Overall there is underlying structural growth, a unique supply/demand ecosystem & a mgmt team that has a strategy to replicate it’s UK success in the much larger US market. This should be a long-term compounder driven by store expansion in both the UK and US, highly accretive store refurbs and improving margins through scale. Interestingly, the valuation gap between WOSG and other luxury good co’s is massive. Yes, the luxury goods brands have higher margins, but if I want luxury exposure (with a mkt share angle), WOSG at ~20x FWD EPS compares nicely vs Hermes (51x), LVMH (30x), Brunello Cuccinelli (63x), Moncler (33x), Kering/Gucci (25x), Prada (53x). 

WOSG has also held up really well during COVID including more recently despite UK lockdowns meaning UK stores were only open for 37% of normal hours. In the quarter ended Jan 24th 2021 they posted +1.5% rev growth in the UK thanks to +121% eComm sales growth and 19% FX-neutral rev growth in the US due to the opening of 8 new stores. This is probably a great COVID reopening play to the extent you care about that.

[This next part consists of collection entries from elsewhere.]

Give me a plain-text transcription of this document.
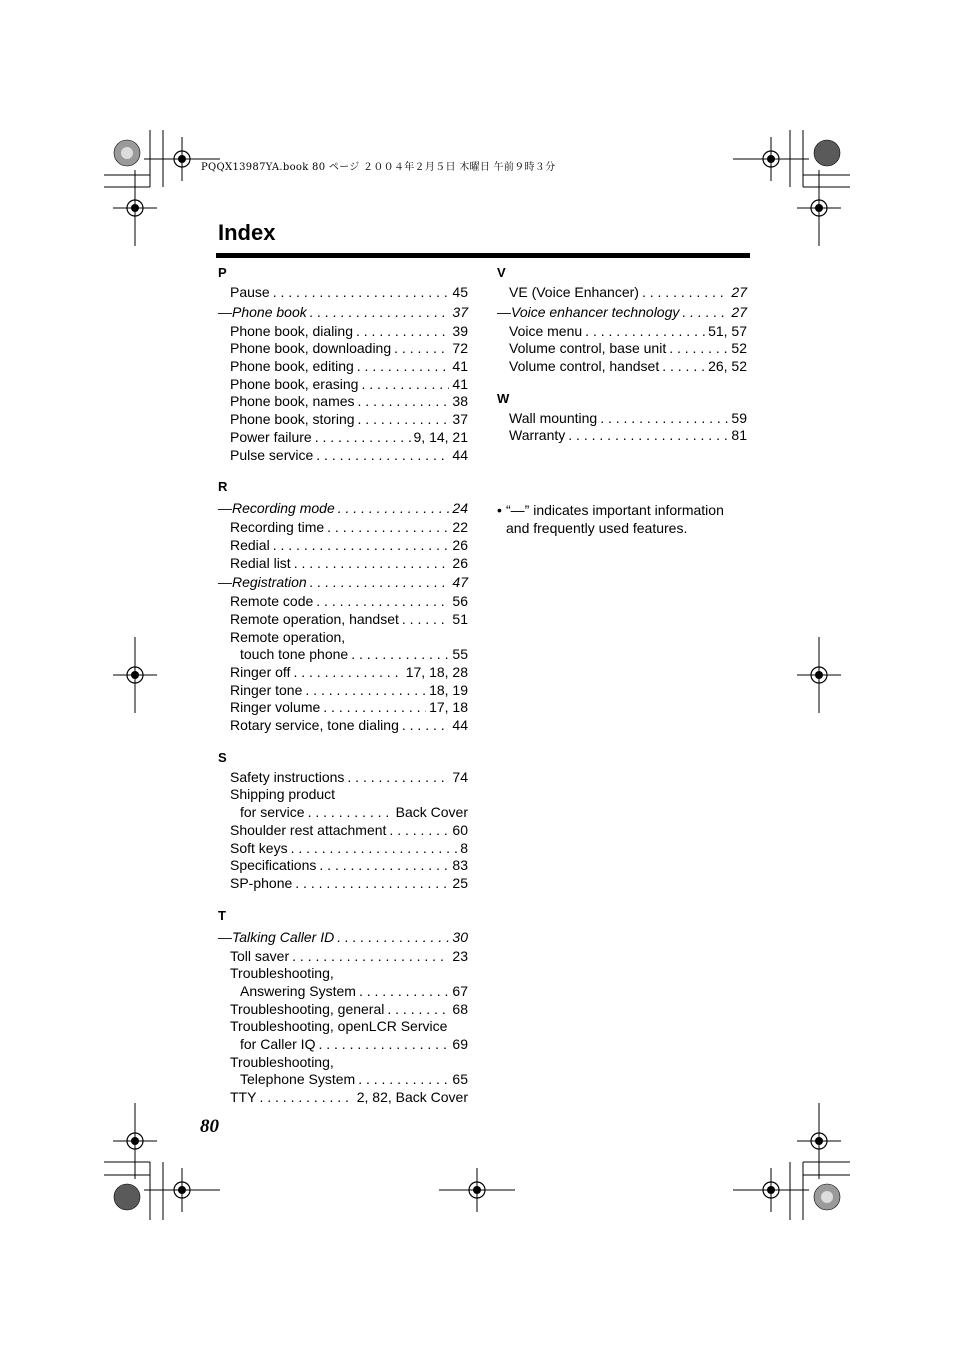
PQQX13987YA.book 80 ページ ２００４年２月５日 木曜日 午前９時３分
Index
P
Pause . . .	45
—Phone book . . .	37
Phone book, dialing . . .	39
Phone book, downloading . . .	72
Phone book, editing . . .	41
Phone book, erasing . . .	41
Phone book, names . . .	38
Phone book, storing . . .	37
Power failure . . .	9, 14, 21
Pulse service . . .	44
R
—Recording mode . . .	24
Recording time . . .	22
Redial . . .	26
Redial list . . .	26
—Registration . . .	47
Remote code . . .	56
Remote operation, handset . . .	51
Remote operation,
touch tone phone . . .	55
Ringer off . . .	17, 18, 28
Ringer tone . . .	18, 19
Ringer volume . . .	17, 18
Rotary service, tone dialing . . .	44
S
Safety instructions . . .	74
Shipping product
for service . . .	Back Cover
Shoulder rest attachment . . .	60
Soft keys . . .	8
Specifications . . .	83
SP-phone . . .	25
T
—Talking Caller ID . . .	30
Toll saver . . .	23
Troubleshooting,
Answering System . . .	67
Troubleshooting, general . . .	68
Troubleshooting, openLCR Service
for Caller IQ . . .	69
Troubleshooting,
Telephone System . . .	65
TTY . . .	2, 82, Back Cover
V
VE (Voice Enhancer) . . .	27
—Voice enhancer technology . . .	27
Voice menu . . .	51, 57
Volume control, base unit . . .	52
Volume control, handset . . .	26, 52
W
Wall mounting . . .	59
Warranty . . .	81
• “—” indicates important information and frequently used features.
80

Back of the envelope return profile:

Recall that these guys are selling the more expensive Swiss watches, and the value of those has held up pretty well over time. See below that the value of Swiss watch exports for units that are above 3,000 Swiss francs (pegged / valued close to Euro) has grown 12% since 2010 in the UK and 7% in the US.

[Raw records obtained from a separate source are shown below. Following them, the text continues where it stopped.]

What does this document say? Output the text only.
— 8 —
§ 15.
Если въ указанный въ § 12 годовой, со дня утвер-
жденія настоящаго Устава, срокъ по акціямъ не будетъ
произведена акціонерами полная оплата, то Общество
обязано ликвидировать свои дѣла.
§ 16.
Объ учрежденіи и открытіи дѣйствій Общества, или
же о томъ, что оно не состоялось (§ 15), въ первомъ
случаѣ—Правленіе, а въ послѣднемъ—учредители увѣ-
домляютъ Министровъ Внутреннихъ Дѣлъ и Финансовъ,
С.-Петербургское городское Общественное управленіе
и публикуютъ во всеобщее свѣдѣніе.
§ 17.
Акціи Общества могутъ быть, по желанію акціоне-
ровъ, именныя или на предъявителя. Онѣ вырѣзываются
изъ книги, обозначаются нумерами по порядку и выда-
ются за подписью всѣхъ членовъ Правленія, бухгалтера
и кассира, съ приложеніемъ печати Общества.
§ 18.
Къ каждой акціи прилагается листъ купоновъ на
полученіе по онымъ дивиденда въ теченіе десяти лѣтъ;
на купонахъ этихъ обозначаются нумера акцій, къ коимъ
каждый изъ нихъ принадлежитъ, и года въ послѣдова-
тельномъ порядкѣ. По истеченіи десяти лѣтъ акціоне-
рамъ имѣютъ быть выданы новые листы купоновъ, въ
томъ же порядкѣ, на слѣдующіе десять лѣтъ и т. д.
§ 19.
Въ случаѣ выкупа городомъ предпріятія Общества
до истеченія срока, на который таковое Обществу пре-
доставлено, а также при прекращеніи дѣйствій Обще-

It is important to keep in mind where they are actually generating their revenues from (i.e., disproportionately from these higher-value watches). Even WOSG gives generic numbers on total Swiss watch exports in their reporting that I do not think is that instructive because it misses the point that the more desirable / expensive brands that WOSG is overindexed to has grown a lot faster than the lower end of the market (sub CHF 3k watches) that has been hit a lot harder by changing consumer tastes, smart watches, etc. So this, for example, which shows the value of Swiss watch exports at like 4-6% is lower than what I think WOSG can do:

We can think of the forward IRR for WOSG as: 5% earnings yield + 8% comps (almost all of which comes from increase in quantity and value of higher-end Swiss watch exports) + 1% new UK stores + 1% of margin / productivity increases = 15% IRR before underwriting share gains in the US. I have conviction in this model and believe mgmt will be successful in rolling up the US market so you can easily see returns in the high-teens from here.

I do not hold a position with the issuer such as employment, directorship, or consultancy.
I and/or others I advise hold a material investment in the issuer's securities.

Catalyst

Reopenings in UK will help though sales have remained quite strong anyway due to shift to eComm.